Pentecost

Preparatory Prayer:

"Send forth Thy Holy Spirit, O Lord, and they shall be created, and Thou shalt renew the face of the earth."

Setting:

The first enclosed retreat in the Church was made in the upper room, after the Ascension. The eleven apostles, at the bidding of Our Lord, had returned from Olivet to Jerusalem, where they met with Mary, the Mother of Jesus. The entire group retired to a quiet room, and for ten days they persevered in their prayer. Indeed, there was much to think of; there was a superabundance of matter, and they welcomed the opportunity to live it all over again. It is with these friends of the Master that I am to associate myself this morning in my prayer. It is the last morning of their enclosed retreat and it is going to be marked by signs and wonders. Quietly I push in the door and in the hushed atmosphere I make my way over to Mary, to kneel by her side, to think and pray and look and listen.

Fruit:

To catch the spirit of the first apostles, to live by it, to spread it.

No one lights a candle or turns on the electric light when a beam of sunshine is streaming in full blaze through your window. You will not be satisfied with the flicker of the candle when you can so easily, have the brilliance of the lamp that God has set up in the heavens.

Before the Holy Spirit descended upon them, the first apostles guided themselves in many things by the uncertain glimmer of human reason; after Pentecost the divine light shone in their minds and in the clarity it gave them, they seemed to themselves to have been hitherto blind and groping.

There is a way of seeing divine truth that is narrow and restricted. He who walks in this way will do a certain amount of work for God, but he will be exceedingly careful not to do too much; he will measure accurately where his obligations begin and end; he will show himself reluctant to take on anything extra, especially if it encroach on what he had planned was to be his time off. He will sometimes carry off a brilliant achievement, but only if it bring with it the popularis aura. He will easily tire of effort if it must be made on behalf of some task the value of which is known only to God.

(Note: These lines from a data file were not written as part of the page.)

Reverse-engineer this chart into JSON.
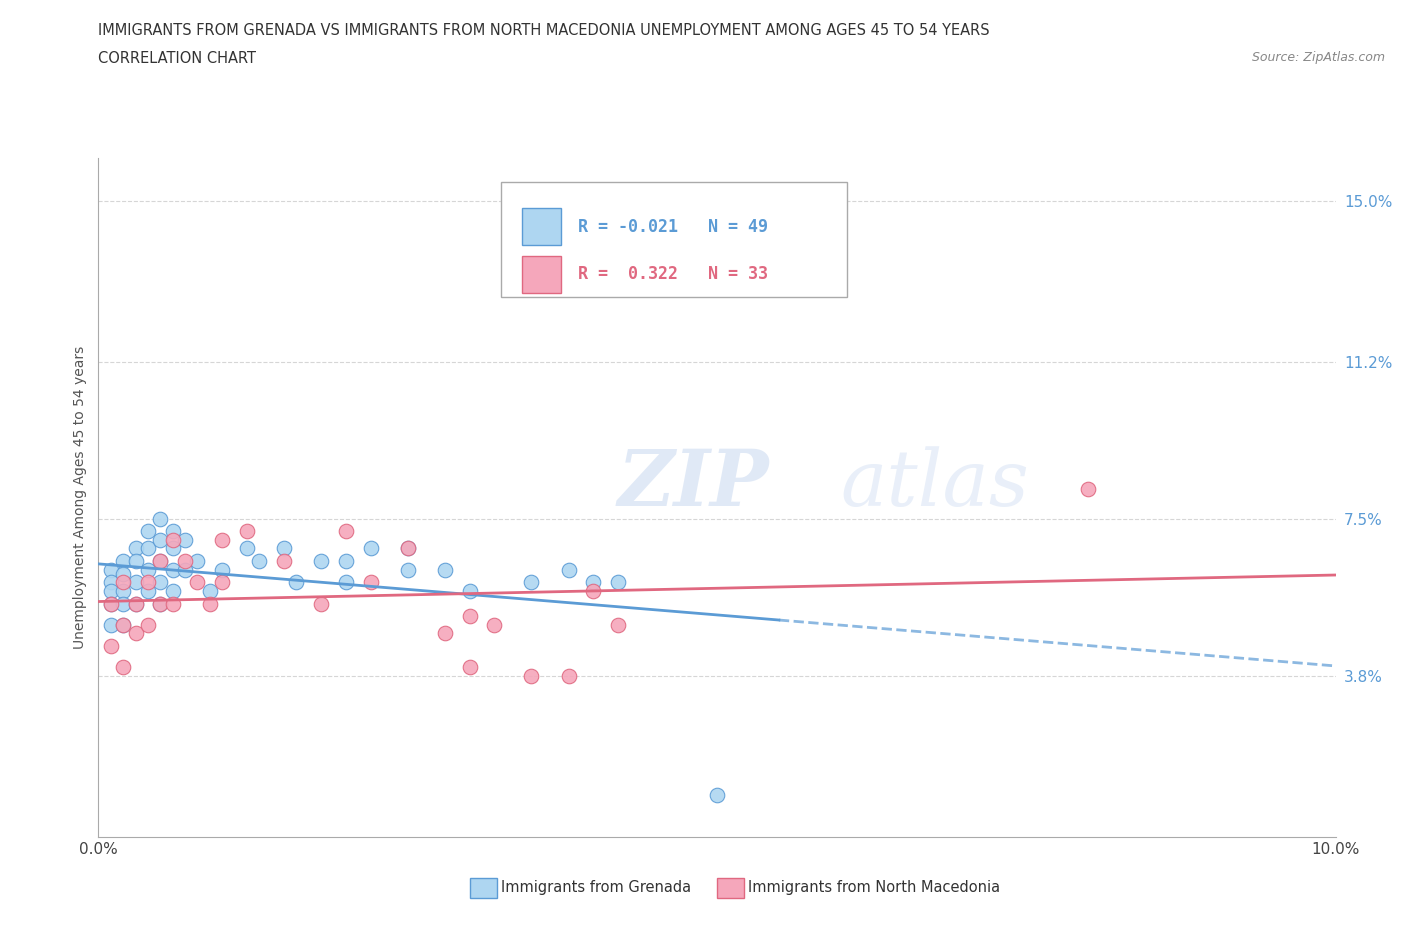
{
  "title_line1": "IMMIGRANTS FROM GRENADA VS IMMIGRANTS FROM NORTH MACEDONIA UNEMPLOYMENT AMONG AGES 45 TO 54 YEARS",
  "title_line2": "CORRELATION CHART",
  "source_text": "Source: ZipAtlas.com",
  "ylabel": "Unemployment Among Ages 45 to 54 years",
  "xmin": 0.0,
  "xmax": 0.1,
  "ymin": 0.0,
  "ymax": 0.16,
  "xtick_positions": [
    0.0,
    0.02,
    0.04,
    0.06,
    0.08,
    0.1
  ],
  "xticklabels": [
    "0.0%",
    "",
    "",
    "",
    "",
    "10.0%"
  ],
  "ytick_positions": [
    0.038,
    0.075,
    0.112,
    0.15
  ],
  "ytick_labels": [
    "3.8%",
    "7.5%",
    "11.2%",
    "15.0%"
  ],
  "grid_color": "#cccccc",
  "background_color": "#ffffff",
  "grenada_color": "#aed6f1",
  "grenada_edge_color": "#5b9bd5",
  "macedonia_color": "#f5a7bb",
  "macedonia_edge_color": "#e06880",
  "grenada_R": -0.021,
  "grenada_N": 49,
  "macedonia_R": 0.322,
  "macedonia_N": 33,
  "grenada_line_color": "#5b9bd5",
  "macedonia_line_color": "#e06880",
  "watermark_zip": "ZIP",
  "watermark_atlas": "atlas",
  "legend_label_grenada": "Immigrants from Grenada",
  "legend_label_macedonia": "Immigrants from North Macedonia",
  "grenada_x": [
    0.001,
    0.001,
    0.001,
    0.001,
    0.001,
    0.002,
    0.002,
    0.002,
    0.002,
    0.002,
    0.003,
    0.003,
    0.003,
    0.003,
    0.004,
    0.004,
    0.004,
    0.004,
    0.005,
    0.005,
    0.005,
    0.005,
    0.005,
    0.006,
    0.006,
    0.006,
    0.006,
    0.007,
    0.007,
    0.008,
    0.009,
    0.01,
    0.012,
    0.013,
    0.015,
    0.016,
    0.018,
    0.02,
    0.02,
    0.022,
    0.025,
    0.025,
    0.028,
    0.03,
    0.035,
    0.038,
    0.04,
    0.042,
    0.05
  ],
  "grenada_y": [
    0.063,
    0.06,
    0.058,
    0.055,
    0.05,
    0.065,
    0.062,
    0.058,
    0.055,
    0.05,
    0.068,
    0.065,
    0.06,
    0.055,
    0.072,
    0.068,
    0.063,
    0.058,
    0.075,
    0.07,
    0.065,
    0.06,
    0.055,
    0.072,
    0.068,
    0.063,
    0.058,
    0.07,
    0.063,
    0.065,
    0.058,
    0.063,
    0.068,
    0.065,
    0.068,
    0.06,
    0.065,
    0.065,
    0.06,
    0.068,
    0.068,
    0.063,
    0.063,
    0.058,
    0.06,
    0.063,
    0.06,
    0.06,
    0.01
  ],
  "macedonia_x": [
    0.001,
    0.001,
    0.002,
    0.002,
    0.002,
    0.003,
    0.003,
    0.004,
    0.004,
    0.005,
    0.005,
    0.006,
    0.006,
    0.007,
    0.008,
    0.009,
    0.01,
    0.01,
    0.012,
    0.015,
    0.018,
    0.02,
    0.022,
    0.025,
    0.028,
    0.03,
    0.03,
    0.032,
    0.035,
    0.038,
    0.04,
    0.042,
    0.08
  ],
  "macedonia_y": [
    0.055,
    0.045,
    0.06,
    0.05,
    0.04,
    0.055,
    0.048,
    0.06,
    0.05,
    0.065,
    0.055,
    0.07,
    0.055,
    0.065,
    0.06,
    0.055,
    0.07,
    0.06,
    0.072,
    0.065,
    0.055,
    0.072,
    0.06,
    0.068,
    0.048,
    0.052,
    0.04,
    0.05,
    0.038,
    0.038,
    0.058,
    0.05,
    0.082
  ]
}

If you are willing to swing the censer before him and keep praising him, you will manage to get a fair amount done. If he is voted a success, he will be egged on to try again. Human respect will often deter him; natural ennui will soon slow him down; if opposition comes, he will fail to stand up to it. In a word, he is motivated, very largely, by selfishness. He never altogether loses sight of the advantages and disadvantages that will accrue to self. He is of the earth, earthly, and even the works he undertakes ostensibly for God are crippled and seriously vitiated.

He walks through life with only the weak light of the candle to direct his steps. There is much more he could do and ought to do, but he does not see it. There is a flaw in his approach to God and the interests of God, but he cannot detect it. He may be a faithful enough servant, but he is far from being a loving child of the heavenly Father.

Before the descent of the Holy Ghost, the first apostles were to some extent men of this type. They had run away when danger appeared to the Master; they dreamed, even after the Resurrection, of a mere temporal kingdom of Israel; they were "foolish and slow of heart" even when the risen Christ was walking by their side. They did not possess the divine light of discernment. They were cramped in their outlook, their horizon was small, they failed to appreciate the plans and the views of Our Lord, Who had come to sweep the world, to begin and carry through a revolution that would be coterminous with the universe.

"If," says Thomas a Kempis, "thou reliest more on thy reason than on the virtue that subjects to Jesus Christ, thou wilt seldom or hardly become an enlightened man. For God will have us wholly subject to Him, and to transcend all reason by an inflamed love."

This was the first wonderful change wrought in the apostles as soon as ever the Spirit of God came down upon them. He came under the form of tongues of fire, signifying light and heat. The whole orientation of their minds towards the things of God underwent a profound transformation.